Cuidado y almacenamiento
## Limpieza La turquesa es un mineral poroso y relativamente blando, por lo que requiere una limpieza delicada. Lo mejor es usar un paño suave y agua tibia. Se puede usar una solución suave de jabón y luego enjuagar bien con agua limpia. Se deben evitar los chorros fuertes de agua y los cepillos, que pueden rayar la superficie. ## Qué evitar La turquesa es sensible a muchos factores. Se debe evitar el contacto con productos químicos, como perfumes, cosméticos, detergentes, ácidos y bases, que pueden alterar permanentemente su color. También es sensible a las altas temperaturas y a los cambios bruscos de temperatura, que pueden causar grietas. La exposición prolongada a la luz solar directa puede provocar la decoloración.

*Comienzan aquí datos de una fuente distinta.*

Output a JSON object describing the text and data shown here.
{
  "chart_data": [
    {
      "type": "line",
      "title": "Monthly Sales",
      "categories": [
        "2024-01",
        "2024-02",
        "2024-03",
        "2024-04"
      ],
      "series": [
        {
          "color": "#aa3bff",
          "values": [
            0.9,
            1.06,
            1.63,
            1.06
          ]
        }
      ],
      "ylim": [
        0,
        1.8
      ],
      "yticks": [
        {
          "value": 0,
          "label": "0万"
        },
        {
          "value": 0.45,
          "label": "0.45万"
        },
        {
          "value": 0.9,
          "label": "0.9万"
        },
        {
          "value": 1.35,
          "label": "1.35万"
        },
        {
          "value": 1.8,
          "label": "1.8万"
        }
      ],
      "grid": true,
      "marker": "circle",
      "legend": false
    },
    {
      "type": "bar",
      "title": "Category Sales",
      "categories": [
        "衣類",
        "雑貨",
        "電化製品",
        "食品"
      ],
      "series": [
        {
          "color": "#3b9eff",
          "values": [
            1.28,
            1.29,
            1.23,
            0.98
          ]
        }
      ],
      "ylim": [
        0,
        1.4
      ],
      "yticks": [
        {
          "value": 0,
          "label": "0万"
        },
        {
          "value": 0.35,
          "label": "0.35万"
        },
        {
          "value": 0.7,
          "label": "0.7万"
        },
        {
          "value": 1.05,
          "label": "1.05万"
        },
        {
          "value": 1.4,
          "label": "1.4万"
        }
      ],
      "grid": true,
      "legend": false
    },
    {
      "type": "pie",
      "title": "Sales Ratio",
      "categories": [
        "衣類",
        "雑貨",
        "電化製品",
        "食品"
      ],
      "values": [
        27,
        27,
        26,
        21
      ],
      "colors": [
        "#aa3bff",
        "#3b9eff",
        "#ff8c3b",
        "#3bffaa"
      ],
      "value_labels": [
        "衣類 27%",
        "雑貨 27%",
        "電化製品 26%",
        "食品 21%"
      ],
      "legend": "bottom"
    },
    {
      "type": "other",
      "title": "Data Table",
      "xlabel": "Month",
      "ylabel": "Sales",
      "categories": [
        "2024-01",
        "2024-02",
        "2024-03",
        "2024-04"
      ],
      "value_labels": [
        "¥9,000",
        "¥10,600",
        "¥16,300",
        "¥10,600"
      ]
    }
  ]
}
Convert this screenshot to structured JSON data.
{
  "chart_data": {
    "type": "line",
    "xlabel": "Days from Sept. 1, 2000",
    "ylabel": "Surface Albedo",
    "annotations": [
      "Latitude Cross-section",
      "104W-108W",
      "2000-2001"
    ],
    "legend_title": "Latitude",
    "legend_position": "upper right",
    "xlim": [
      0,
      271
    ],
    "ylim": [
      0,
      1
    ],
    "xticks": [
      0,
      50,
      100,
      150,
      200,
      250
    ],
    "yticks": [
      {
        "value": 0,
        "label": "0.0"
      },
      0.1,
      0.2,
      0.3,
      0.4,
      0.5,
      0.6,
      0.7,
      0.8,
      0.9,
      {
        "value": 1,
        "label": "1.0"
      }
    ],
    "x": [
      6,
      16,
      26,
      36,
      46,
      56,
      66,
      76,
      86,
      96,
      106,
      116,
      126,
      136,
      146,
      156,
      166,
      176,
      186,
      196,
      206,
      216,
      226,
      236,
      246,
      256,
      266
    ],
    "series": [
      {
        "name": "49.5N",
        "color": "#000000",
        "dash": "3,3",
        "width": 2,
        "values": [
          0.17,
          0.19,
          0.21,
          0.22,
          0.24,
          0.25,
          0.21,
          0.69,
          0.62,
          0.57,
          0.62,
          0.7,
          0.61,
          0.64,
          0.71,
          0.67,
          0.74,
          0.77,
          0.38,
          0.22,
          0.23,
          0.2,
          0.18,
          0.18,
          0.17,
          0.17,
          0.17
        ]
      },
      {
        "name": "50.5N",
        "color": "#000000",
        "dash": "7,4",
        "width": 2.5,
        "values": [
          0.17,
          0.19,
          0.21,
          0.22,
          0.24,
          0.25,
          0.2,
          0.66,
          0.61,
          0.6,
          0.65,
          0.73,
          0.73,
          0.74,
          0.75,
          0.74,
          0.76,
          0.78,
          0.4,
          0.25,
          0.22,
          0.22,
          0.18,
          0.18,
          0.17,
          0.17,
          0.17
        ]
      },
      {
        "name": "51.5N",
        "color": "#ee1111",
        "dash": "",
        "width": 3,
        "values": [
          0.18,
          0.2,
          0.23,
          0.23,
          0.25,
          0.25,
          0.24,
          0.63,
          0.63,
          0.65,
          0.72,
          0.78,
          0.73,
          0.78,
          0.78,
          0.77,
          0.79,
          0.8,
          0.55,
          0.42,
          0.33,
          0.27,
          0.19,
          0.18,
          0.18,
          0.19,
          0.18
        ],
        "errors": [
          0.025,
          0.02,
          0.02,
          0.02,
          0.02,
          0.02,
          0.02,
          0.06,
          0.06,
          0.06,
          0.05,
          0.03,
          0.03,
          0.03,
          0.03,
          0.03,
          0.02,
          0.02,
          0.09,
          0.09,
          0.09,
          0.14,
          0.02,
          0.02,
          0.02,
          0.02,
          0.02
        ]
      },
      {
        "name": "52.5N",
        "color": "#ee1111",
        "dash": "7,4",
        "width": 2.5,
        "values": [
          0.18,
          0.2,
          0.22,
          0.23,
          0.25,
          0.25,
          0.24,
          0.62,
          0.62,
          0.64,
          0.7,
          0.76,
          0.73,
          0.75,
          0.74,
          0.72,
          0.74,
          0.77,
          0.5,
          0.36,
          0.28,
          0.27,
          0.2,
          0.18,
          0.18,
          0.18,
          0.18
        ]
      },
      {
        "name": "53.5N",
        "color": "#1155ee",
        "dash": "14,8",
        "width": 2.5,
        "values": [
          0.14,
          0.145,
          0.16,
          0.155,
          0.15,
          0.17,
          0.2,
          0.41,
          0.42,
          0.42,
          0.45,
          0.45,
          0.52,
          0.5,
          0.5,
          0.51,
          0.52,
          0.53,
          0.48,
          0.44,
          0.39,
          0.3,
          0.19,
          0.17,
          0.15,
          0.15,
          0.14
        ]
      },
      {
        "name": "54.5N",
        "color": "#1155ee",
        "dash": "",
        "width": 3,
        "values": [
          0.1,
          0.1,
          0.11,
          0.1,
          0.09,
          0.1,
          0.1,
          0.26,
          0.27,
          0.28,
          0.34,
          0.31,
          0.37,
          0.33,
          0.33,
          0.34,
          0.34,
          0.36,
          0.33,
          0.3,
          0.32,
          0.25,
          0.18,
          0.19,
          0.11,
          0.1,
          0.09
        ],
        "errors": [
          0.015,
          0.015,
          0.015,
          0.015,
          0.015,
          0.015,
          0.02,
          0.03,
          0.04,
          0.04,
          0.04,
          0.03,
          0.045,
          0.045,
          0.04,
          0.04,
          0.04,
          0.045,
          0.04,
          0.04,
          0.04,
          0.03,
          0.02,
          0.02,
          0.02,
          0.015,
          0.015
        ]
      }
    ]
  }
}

Debido a su porosidad, la turquesa puede absorber el sudor y los aceites de la piel, lo que también puede afectar su color, por lo que se recomienda quitarse las joyas de turquesa antes de bañarse, realizar tareas domésticas o hacer ejercicio físico intenso. ## Almacenamiento La turquesa se debe almacenar por separado de otros minerales más duros para evitar arañazos. Lo ideal es envolverla en un paño suave o guardarla en un compartimento separado en un joyero. Se deben evitar los lugares con mucha humedad o sequedad, así como las temperaturas extremas.